Although the Trump administration is clearly making radical changes in many areas, it may be that actually we see something of a return to the more traditional approach taken by the FTC and DoJ, prior to the recent Biden administration, with straightforward deals no longer opposed by questionable theories of harm or arguably non-competition factors such as union bargaining powers, but with deals that do raise major competition concerns still opposed and taken to Court, as the new FTC Chairman has vowed to do. This will not stop lobbying by US corporates to seek clearance for their deals, or even to try and get ongoing court cases against them suspended, but they may not be as successful at this some are assuming. If the FTC and DoJ stick to a firm line, with or without Presidential intervention, it may in turn make EU and UK regulators less nervous about large US corporates - including those in digital markets - being seen as untouchable, even if they are more wary than before of intervening too aggressively.

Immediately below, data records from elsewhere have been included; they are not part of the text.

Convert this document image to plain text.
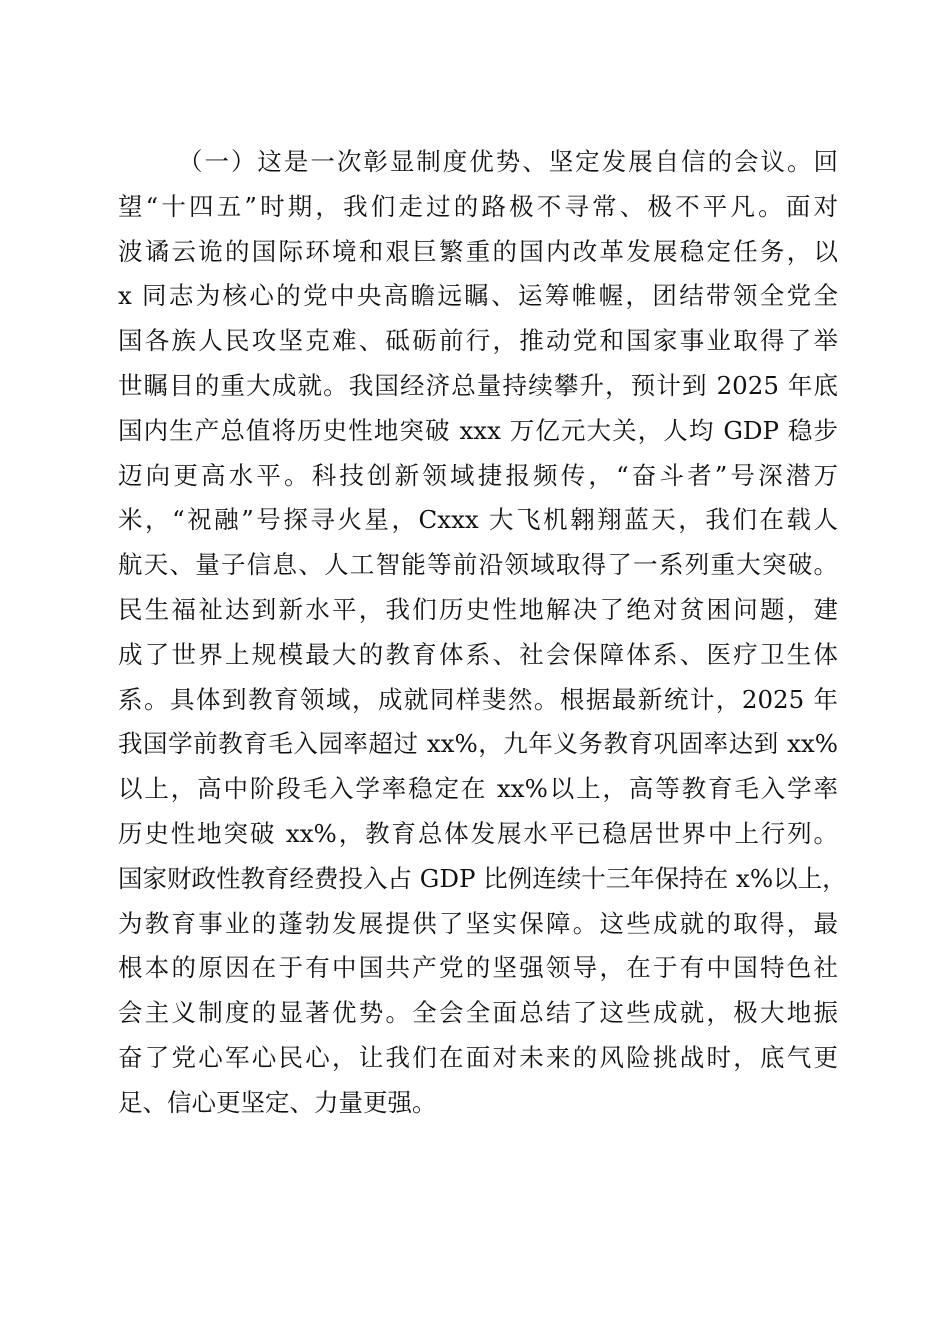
（一）这是一次彰显制度优势、坚定发展自信的会议。回
望“十四五”时期，我们走过的路极不寻常、极不平凡。面对
波谲云诡的国际环境和艰巨繁重的国内改革发展稳定任务，以
x 同志为核心的党中央高瞻远瞩、运筹帷幄，团结带领全党全
国各族人民攻坚克难、砥砺前行，推动党和国家事业取得了举
世瞩目的重大成就。我国经济总量持续攀升，预计到 2025 年底
国内生产总值将历史性地突破 xxx 万亿元大关，人均 GDP 稳步
迈向更高水平。科技创新领域捷报频传，“奋斗者”号深潜万
米，“祝融”号探寻火星，Cxxx 大飞机翱翔蓝天，我们在载人
航天、量子信息、人工智能等前沿领域取得了一系列重大突破。
民生福祉达到新水平，我们历史性地解决了绝对贫困问题，建
成了世界上规模最大的教育体系、社会保障体系、医疗卫生体
系。具体到教育领域，成就同样斐然。根据最新统计，2025 年
我国学前教育毛入园率超过 xx%，九年义务教育巩固率达到 xx%
以上，高中阶段毛入学率稳定在 xx%以上，高等教育毛入学率
历史性地突破 xx%，教育总体发展水平已稳居世界中上行列。
国家财政性教育经费投入占 GDP 比例连续十三年保持在 x%以上，
为教育事业的蓬勃发展提供了坚实保障。这些成就的取得，最
根本的原因在于有中国共产党的坚强领导，在于有中国特色社
会主义制度的显著优势。全会全面总结了这些成就，极大地振
奋了党心军心民心，让我们在面对未来的风险挑战时，底气更
足、信心更坚定、力量更强。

The pace of change is currently so great that it is hard to make too many predictions. US-EU relations may worsen further, or may improve. The UK may press ahead with legislative changes to its own regulatory regime, or other developments may make this seem too peripheral. For now, all bets are off. Earlier this year, some bankers and lawyers were predicting a coming “flood” of deals. They may ultimately be right, if and when things settle down somewhat. For the time being, economic dislocations, sharp currency movements and trade stand-offs all make international deals hard to price and get underway, harder still to execute and complete. And although the EU, UK and US are all to varying extents looking to make mergers face fewer regulatory obstacles than before, there will still be limits on what each jurisdiction is likely to allow in practice.